L’univers de la publicité au Liban baigne dans un vide juridique néfaste. Néfaste, car il
nuit à l’image de notre pays connu pour être le plus libre de la région. Notre liberté
d’expression et notre liberté d’entreprendre sont les piliers de notre existence, et nous y
tenons au point de mourir en leur nom… Et nous voulons à tout prix maintenir cette
liberté, sans tomber dans la vulgarité.
Notre pays, par l’intermédiaire de certains media, souffre d’une image qui lui colle à la
peau.
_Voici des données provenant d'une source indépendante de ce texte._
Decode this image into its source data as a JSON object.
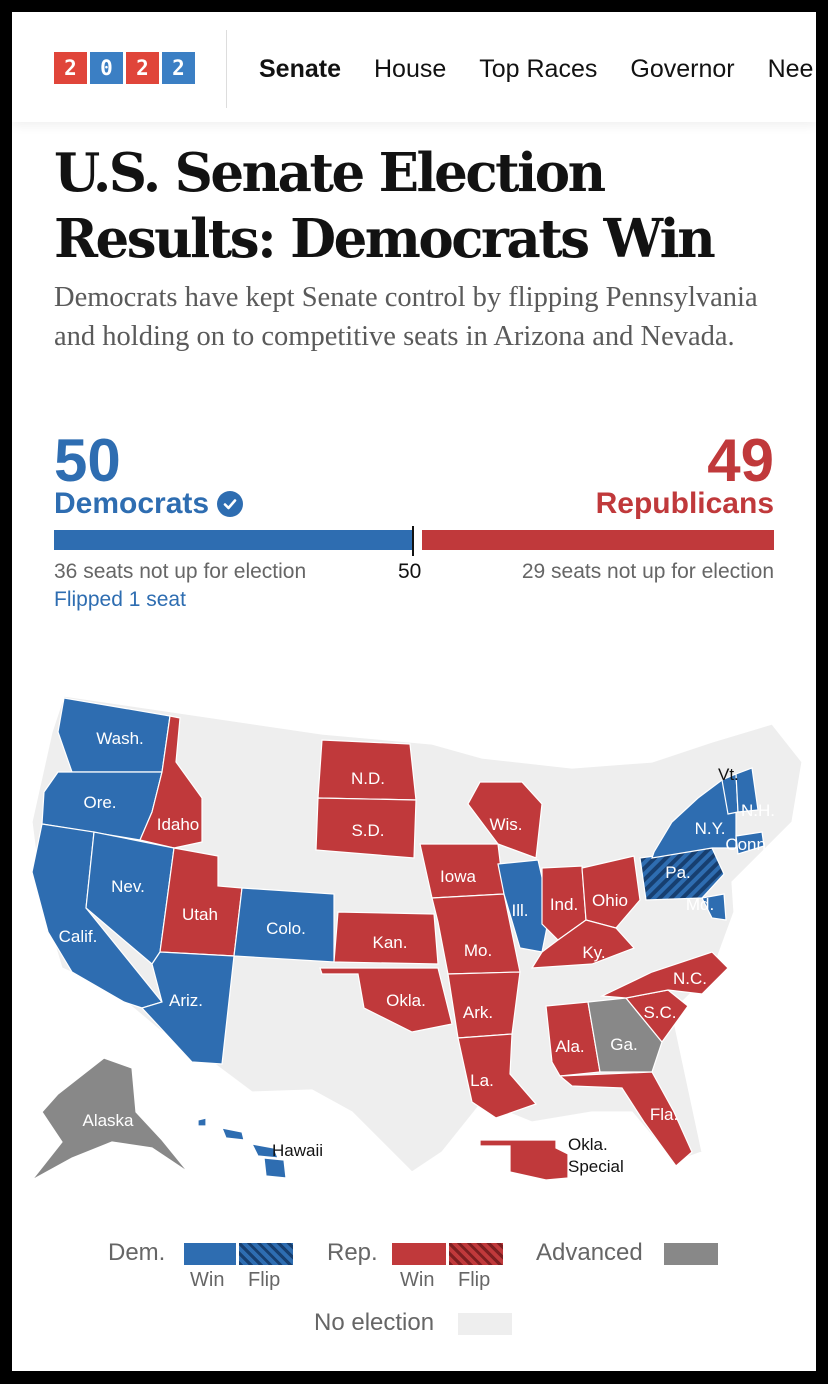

Etant juriste, et par le fait même plus sensible que d’autres à l’utilisation du terme
« droit », et étant femme et revendiquant une société où les Droits de la Femme sont
respectés, un slogan comme « Mon bijou, mon droit » ne pouvait qu’engendrer une
réaction de profond malaise. Voulant partager ce sentiment, et affin d’éviter que dans le
futur nous y soyons à nouveau confronté, je propose aux professionnels du marketing de
se pencher sur la question et de veiller à donner au secteur un véritable « Droit du
Marketing » made in Lebanon. Respectant nos coutumes, nos mœurs, nos contradictions,
nos espérances….en un mot notre particularité libanaise.